If you want a better analogy, then downloading is like getting on a train or in a cinema without a ticket. You're enjoying something for free that other people paid for. Provided there are enough seats, you don't impede their enjoyment.

So much for this overly long pedantic preamble. I have a confession to make. I count many illegal downloaders among my friends, colleagues and acquaintances. None of them steal cars or beat their spouses as far as I know. So why do they do it?

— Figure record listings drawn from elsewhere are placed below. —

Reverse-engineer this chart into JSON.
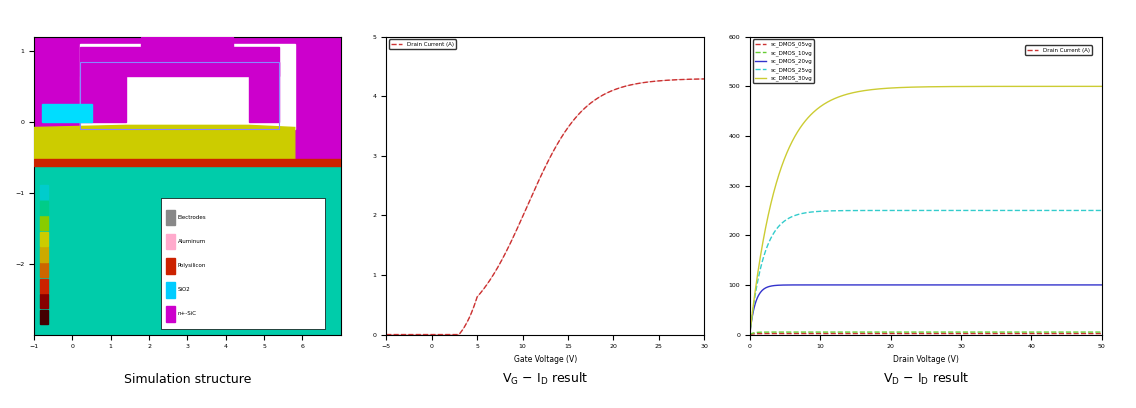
{
  "panel1_label": "Simulation structure",
  "panel2_label": "V_G – I_D result",
  "panel3_label": "V_D – I_D result",
  "vg_id": {
    "color": "#cc3333",
    "xlabel": "Gate Voltage (V)",
    "legend": "Drain Current (A)",
    "xlim": [
      -5,
      30
    ],
    "ylim": [
      0,
      5
    ],
    "yticks": [
      0,
      1,
      2,
      3,
      4,
      5
    ]
  },
  "vd_id": {
    "curves": [
      {
        "label": "sc_DMOS_05vg",
        "color": "#cc3333",
        "id_sat": 2.0
      },
      {
        "label": "sc_DMOS_10vg",
        "color": "#66cc33",
        "id_sat": 5.0
      },
      {
        "label": "sc_DMOS_20vg",
        "color": "#3333cc",
        "id_sat": 100.0
      },
      {
        "label": "sc_DMOS_25vg",
        "color": "#33cccc",
        "id_sat": 250.0
      },
      {
        "label": "sc_DMOS_30vg",
        "color": "#cccc33",
        "id_sat": 500.0
      }
    ],
    "xlabel": "Drain Voltage (V)",
    "legend": "Drain Current (A)",
    "xlim": [
      0,
      50
    ],
    "ylim": [
      0,
      600
    ],
    "yticks": [
      0,
      100,
      200,
      300,
      400,
      500,
      600
    ]
  }
}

Downloading is just too easy to do and too easy to get away with. Historically, when a crime is ubiquitous and the perpetrators tough to track down the law retaliates with excessive punishment. Charging Jammie Thomas two million dollars ($80,000 per song) reminds you of the practice of killing horse thieves in the Old West. You wouldn't break the speed limit if it cost you your car and your house. In the Netherlands no civilians are bankrupted for ripping a few albums. Although the political climate is set to change, right now the most compelling incentive for people not to download content would be their conviction that it is simply wrong. It appears most people, especially the young, don't feel that strongly.

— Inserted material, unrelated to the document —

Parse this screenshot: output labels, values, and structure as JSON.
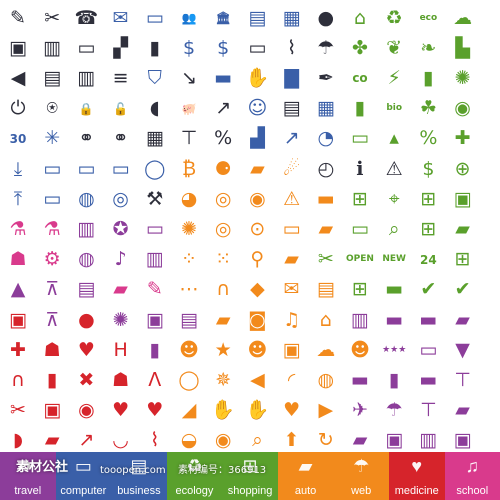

The effect that being completely invisible would have on a person's morality has been argued by philosophers and explored in literature and film. I myself believe that the getting-away-with-it part of the attraction is weaker than the it's-not-that-big-a-deal conviction. The effect of illegal downloads is not tangible, like punching somebody in the face. When you don't see your victim you cannot contemplate the harm you have caused. Some will argue that their downloading does no harm at all. They still buy as many CDs as before and will claim it is a victimless crime.

If you want to convince people that downloading hurts, show some of the small record stores and video rental shops going out of business. I don't grudge Metallica drummer Lars Ulrich his wealth, but when he spoke out against Napster I didn't feel sorry for him. The average punter has no compunctions about making millionaires a little less wealthy.

I hope the Capitol v. Thomas case will prove to be Pyrrhic victory in the end for MegaCorp Inc and that the Internet will prove to be a blessing, not a curse. Authors become publishers through print on demand. Bands let you download their music from their own web sites and sell must-have limited editions straight to the fans. Power to the people!